Jay Prock has been a huge fan of “The Color Purple” since he saw Stephen Spielberg's 1985 film as a teenager. When the stage musical based on Alice Walker's Pulitzer Prize-winning novel opened on Broadway in 2005, Prock wasted little time in securing tickets.
“I hadn't seen anything quite so powerful,” said Prock, executive director of the Poteet Theatre. “It was like I couldn't breathe or move. I knew then that I had to direct it someday.”
That long-anticipated opportunity finally became a reality in March 2011 when Prock obtained the rights to the Tony Award-winning musical. The Poteet Theatre production of “The Color Purple” opens Friday and continues through April 1.
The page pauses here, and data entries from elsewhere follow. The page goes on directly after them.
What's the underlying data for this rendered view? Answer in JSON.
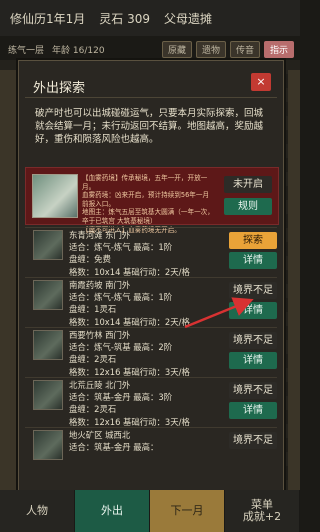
{
  "topbar": {
    "date": "修仙历1年1月",
    "spirit_stone": "灵石 309",
    "title": "父母遗摊"
  },
  "subbar": {
    "realm": "练气一层",
    "age": "年龄 16/120",
    "tags": [
      "原藏",
      "遗物",
      "传音",
      "指示"
    ]
  },
  "modal": {
    "title": "外出探索",
    "close": "×",
    "intro": "破产时也可以出城碰碰运气，只要本月实际探索，回城就会结算一月；未行动返回不结算。地图越高，奖励越好，重伤和陨落风险也越高。",
    "featured": {
      "desc": "【血雾药境】传承秘境，五年一开，开放一月。\n血雾药境：凶来开启，预计持续到56年一月前报入口。\n地图主：炼气五层至筑基大圆满（一年一次，卒于已筑宫 大筑基秘境）\n【魔不可进入】血雾药境无开启。",
      "status": "未开启",
      "rules": "规则"
    },
    "places": [
      {
        "name": "东青河滩  东门外",
        "suitable": "适合：炼气-炼气  最高：1阶",
        "output": "盘缠：免费",
        "terrain": "格数：10x14  基础行动：2天/格",
        "action": "探索",
        "detail": "详情"
      },
      {
        "name": "南霞药坡  南门外",
        "suitable": "适合：炼气-炼气  最高：1阶",
        "output": "盘缠：1灵石",
        "terrain": "格数：10x14  基础行动：2天/格",
        "action": "境界不足",
        "detail": "详情"
      },
      {
        "name": "西要竹林  西门外",
        "suitable": "适合：炼气-筑基  最高：2阶",
        "output": "盘缠：2灵石",
        "terrain": "格数：12x16  基础行动：3天/格",
        "action": "境界不足",
        "detail": "详情"
      },
      {
        "name": "北荒丘陵  北门外",
        "suitable": "适合：筑基-金丹  最高：3阶",
        "output": "盘缠：2灵石",
        "terrain": "格数：12x16  基础行动：3天/格",
        "action": "境界不足",
        "detail": "详情"
      },
      {
        "name": "地火矿区  城西北",
        "suitable": "适合：筑基-金丹  最高：",
        "output": "",
        "terrain": "",
        "action": "境界不足",
        "detail": ""
      }
    ]
  },
  "bottomnav": {
    "items": [
      "人物",
      "外出",
      "下一月",
      "菜单\n成就+2"
    ]
  },
  "colors": {
    "accent_green": "#1e6a4e",
    "accent_orange": "#e9a338",
    "danger_red": "#c23a32"
  },
  "icons": {
    "arrow": "red-arrow-icon"
  }
}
In preparation for directing “The Color Purple,” one of only a handful of musicals that feature an all-black cast, Prock put the Fats Waller revue “Ain't Misbehavin'” on the Poteet's spring 2011 schedule. While that production turned out to be a success, Prock still worried about casting of “The Color Purple.”
“We had three rounds of auditions and ended up seeing 150 people,” Prock said proudly. “Still, I was concerned about being able to cast the roles of Celie and Nettie. I had to find people who could not just sing the roles, but who could create that much-needed chemistry between the two sisters. I wound up casting two people who were best friends in college. They already had that chemistry before they came in to audition.”
One thing Prock had few worries about was communicating his vision of the popular musical to his cast. This epic story had been imprinted on his memory for quite a few years.
“Because of my passion for the story, I had been directing the show in my head for a long time,” Prock said. “I knew exactly what I wanted to see happen. It's a show about how one woman was able to break some very horrid generational cycles.
“Celie's journey goes beyond color. It doesn't matter if you're white, Asian or African-American. We all have been hurt at some point in our lives. This is a show that teaches you that forgiveness is possible.”
Interest in the Poteet Theatre's production of “The Color Purple” has gained momentum since the show was first announced. Prock said numerous church groups have called requesting tickets to see the musical. He's even anticipating having to add performances.
“I hope people come out of this show with an appreciation for the life they have been given,” Prock said. “We don't always like the things that happen in our lives but we can come through those experiences with strength and hope. With God, all things are possible.”